Semana de Moda de Paris mantém programação apesar de tensões geopolíticas no Oriente Médio
Paris mantém semana de moda apesar de guerra no Oriente Médio

Semana de Moda de Paris mantém calendário intacto em meio a tensões internacionais

A Semana de Moda de Paris outono/inverno feminino iniciou nesta segunda-feira, 2 de março de 2026, sob um cenário de consolidação e afirmação de discursos criativos, mesmo diante da escalada do conflito no Oriente Médio envolvendo os Estados Unidos, Israel e Irã. A programação, que inclui aproximadamente 70 desfiles até 10 de março, não sofreu alterações, conforme confirmado por Pascal Morand, presidente-executivo da Federação de Alta-Costura e Moda, em declaração à AFP.

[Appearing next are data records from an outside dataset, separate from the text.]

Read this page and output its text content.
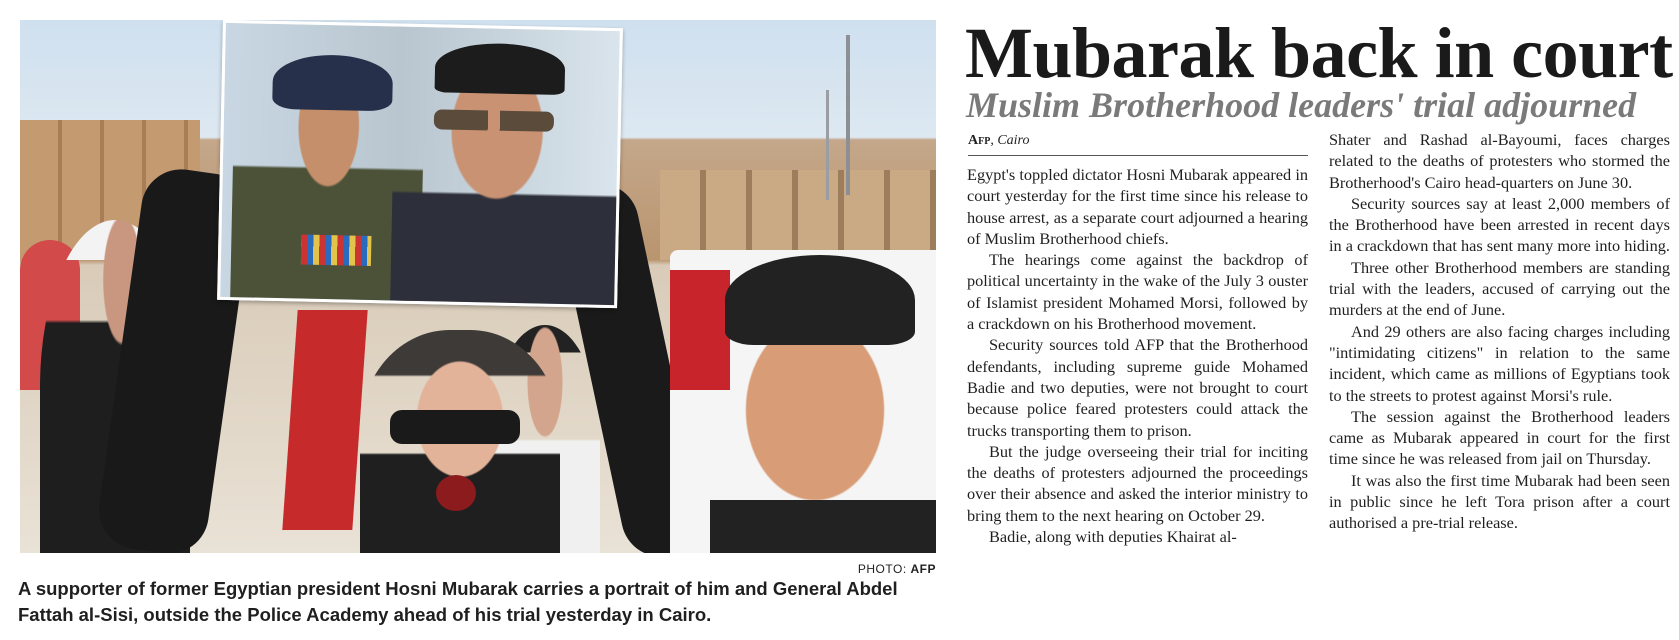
PHOTO: AFP
A supporter of former Egyptian president Hosni Mubarak carries a portrait of him and General Abdel Fattah al-Sisi, outside the Police Academy ahead of his trial yesterday in Cairo.
Mubarak back in court
Muslim Brotherhood leaders' trial adjourned
Afp, Cairo

Egypt's toppled dictator Hosni Mubarak appeared in court yesterday for the first time since his release to house arrest, as a separate court adjourned a hearing of Muslim Brotherhood chiefs.

The hearings come against the backdrop of political uncertainty in the wake of the July 3 ouster of Islamist president Mohamed Morsi, followed by a crackdown on his Brotherhood movement.

Security sources told AFP that the Brotherhood defendants, including supreme guide Mohamed Badie and two deputies, were not brought to court because police feared protesters could attack the trucks transporting them to prison.

But the judge overseeing their trial for inciting the deaths of protesters adjourned the proceedings over their absence and asked the interior ministry to bring them to the next hearing on October 29.

Badie, along with deputies Khairat al-

Shater and Rashad al-Bayoumi, faces charges related to the deaths of protesters who stormed the Brotherhood's Cairo head-quarters on June 30.

Security sources say at least 2,000 members of the Brotherhood have been arrested in recent days in a crackdown that has sent many more into hiding.

Three other Brotherhood members are standing trial with the leaders, accused of carrying out the murders at the end of June.

And 29 others are also facing charges including "intimidating citizens" in relation to the same incident, which came as millions of Egyptians took to the streets to protest against Morsi's rule.

The session against the Brotherhood leaders came as Mubarak appeared in court for the first time since he was released from jail on Thursday.

It was also the first time Mubarak had been seen in public since he left Tora prison after a court authorised a pre-trial release.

Foco na identidade e consistência das maisons

Após uma temporada marcada por estreias ruidosas em grandes marcas, o momento atual é de ajustar rotas e aprofundar narrativas. Marcas como Dior e Chanel, que passaram por trocas recentes em suas direções criativas, agora buscam consistência em vez de impacto imediato. Os desfiles da Dior, agendados para esta terça-feira, e da Chanel, na próxima segunda, estão entre os mais aguardados, com expectativas sobre como os novos criadores irão desenvolver suas visões iniciadas nas primeiras coleções.

O evento foi aberto oficialmente pelos alunos do Instituto Francês da Moda, que apresentaram silhuetas acolchoadas, volumes inflados e estruturas reminiscentes de airbags XXL, simbolizando uma metáfora visual de proteção em tempos incertos. Essa abordagem reflete um amadurecimento da indústria, onde a moda prioriza a construção de identidade sobre o choque, seguindo uma tendência observada também na semana de moda de Milão.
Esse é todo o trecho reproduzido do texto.